Fruit: This is the fun stuff that’s also good for you, which gives you some insight or teach you something you didn’t know before. A long and thoughtful profile on some artist whose work I admire falls into this category. Another good example is a two-part article which ran in The New Yorker last August by Ian Frazier, who traveled by car across Siberia—a journey which encompassed eight time zones and one-twelfth of the world’s land mass. Strictly speaking, there’s nothing I need to know about Siberia, but this was just riveting—and it did something to alleviate that provinciality problem I just mentioned. Documentaries fall into this category, as do travel pieces and good science writing.

Dairy: This is where editorial columns come in. And here, honestly, I don’t mix it up; I already know what Charles Krauthammer thinks about most things, and there’s something about his world view that makes me feel as if he has put a vise around my head and is trying to pop it like a pimple. Not all unpleasant things are good for you; some are just unpleasant. Staff editorials, however, can provide a kind of behind-the-scenes take on the news that’s helpful. E. J. Dionne’s viewpoint is cheerful, intelligent and analytical, and he’s a walking encyclopedia of political knowledge. I do try to keep something of an open mind here, by taking a look at any op-ed piece by a person with expertise in a subject I’m interested in, even if that person is of a political persuasion I don’t subscribe to. I admit I’m highly selective here. But it’s okay to have opinions about opinions.

Oil: This is a category I reserve for all first-person pieces. The best ones give you a special insight you can’t get any other way. But just as the fast food world is swimming in grease these days, first-person pieces are as easy to find as a bag of potato chips, and just as nourishing. I try to keep an eye out for the good stuff. As for the rest…well, I understand why editors commission them. They’re cheap, and they help fill the gaping maw. I do sometimes think, though, that if I see one more piece about somebody’s deadbeat dad, or somebody’s third grade teacher, or somebody’s decision to move to another apartment….well, let’s just not go there.
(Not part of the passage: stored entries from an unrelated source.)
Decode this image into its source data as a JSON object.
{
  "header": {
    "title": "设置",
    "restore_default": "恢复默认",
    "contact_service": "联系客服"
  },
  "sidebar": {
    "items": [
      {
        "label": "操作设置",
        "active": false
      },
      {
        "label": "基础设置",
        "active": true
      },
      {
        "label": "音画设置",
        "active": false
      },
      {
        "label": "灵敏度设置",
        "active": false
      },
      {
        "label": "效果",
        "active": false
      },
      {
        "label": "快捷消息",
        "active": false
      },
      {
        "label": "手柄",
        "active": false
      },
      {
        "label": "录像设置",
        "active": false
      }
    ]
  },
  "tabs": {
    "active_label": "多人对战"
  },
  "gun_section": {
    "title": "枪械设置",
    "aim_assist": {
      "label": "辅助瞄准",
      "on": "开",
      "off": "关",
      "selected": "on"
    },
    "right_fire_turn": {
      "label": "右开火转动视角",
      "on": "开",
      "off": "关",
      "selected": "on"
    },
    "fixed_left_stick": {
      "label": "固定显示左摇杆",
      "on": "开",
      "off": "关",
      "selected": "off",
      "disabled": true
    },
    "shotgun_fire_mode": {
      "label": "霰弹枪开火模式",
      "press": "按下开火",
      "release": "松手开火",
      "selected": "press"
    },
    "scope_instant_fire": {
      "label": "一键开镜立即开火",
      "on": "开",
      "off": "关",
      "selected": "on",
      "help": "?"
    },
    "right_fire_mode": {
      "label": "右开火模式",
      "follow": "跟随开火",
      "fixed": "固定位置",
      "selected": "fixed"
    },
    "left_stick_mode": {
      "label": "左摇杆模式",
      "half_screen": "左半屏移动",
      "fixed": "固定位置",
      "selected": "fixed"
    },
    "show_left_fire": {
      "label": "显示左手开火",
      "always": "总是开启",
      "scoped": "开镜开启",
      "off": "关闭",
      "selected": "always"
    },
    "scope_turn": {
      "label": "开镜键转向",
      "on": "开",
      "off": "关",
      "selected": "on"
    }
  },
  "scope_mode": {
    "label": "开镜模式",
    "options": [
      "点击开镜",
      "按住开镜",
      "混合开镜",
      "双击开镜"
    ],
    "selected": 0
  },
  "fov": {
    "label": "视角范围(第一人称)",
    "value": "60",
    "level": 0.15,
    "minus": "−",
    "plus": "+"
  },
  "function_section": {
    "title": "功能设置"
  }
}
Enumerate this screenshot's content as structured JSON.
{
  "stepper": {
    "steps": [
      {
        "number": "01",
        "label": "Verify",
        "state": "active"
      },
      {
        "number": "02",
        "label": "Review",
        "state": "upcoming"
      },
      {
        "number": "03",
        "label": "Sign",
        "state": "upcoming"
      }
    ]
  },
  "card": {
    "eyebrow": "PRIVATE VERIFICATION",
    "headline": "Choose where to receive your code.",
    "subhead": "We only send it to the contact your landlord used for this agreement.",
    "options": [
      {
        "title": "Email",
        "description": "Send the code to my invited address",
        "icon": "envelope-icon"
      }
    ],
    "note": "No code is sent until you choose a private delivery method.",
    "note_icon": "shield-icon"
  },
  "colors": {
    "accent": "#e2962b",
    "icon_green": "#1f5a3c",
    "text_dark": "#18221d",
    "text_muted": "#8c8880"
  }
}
Anyway, that’s my media diet. On any given day, I’m doing extremely well to hit half of it. I am, after all, only human, and some nights all I want to do is watch “Dancing With the Stars.” But overall, I am increasingly conscious of what media I’m consuming, where it comes from and who produced it. Back in the Huntley-Brinkley era, nobody had to think about this. Today, anybody who doesn’t is in danger of becoming the mental equivalent of a person who dines at McDonald’s three times a day. I am having to work a lot harder to get reliable information; in a sense, getting the news has become a form of gathering the news. I no longer expect a single news outlet to tell me everything I need to know; on the other hand, when I find a source I trust, my expectations may be higher than ever. It’s something to think about, isn’t it? All those millions and millions of eyes and ears out there, belonging to people who are growing more media-savvy by the day.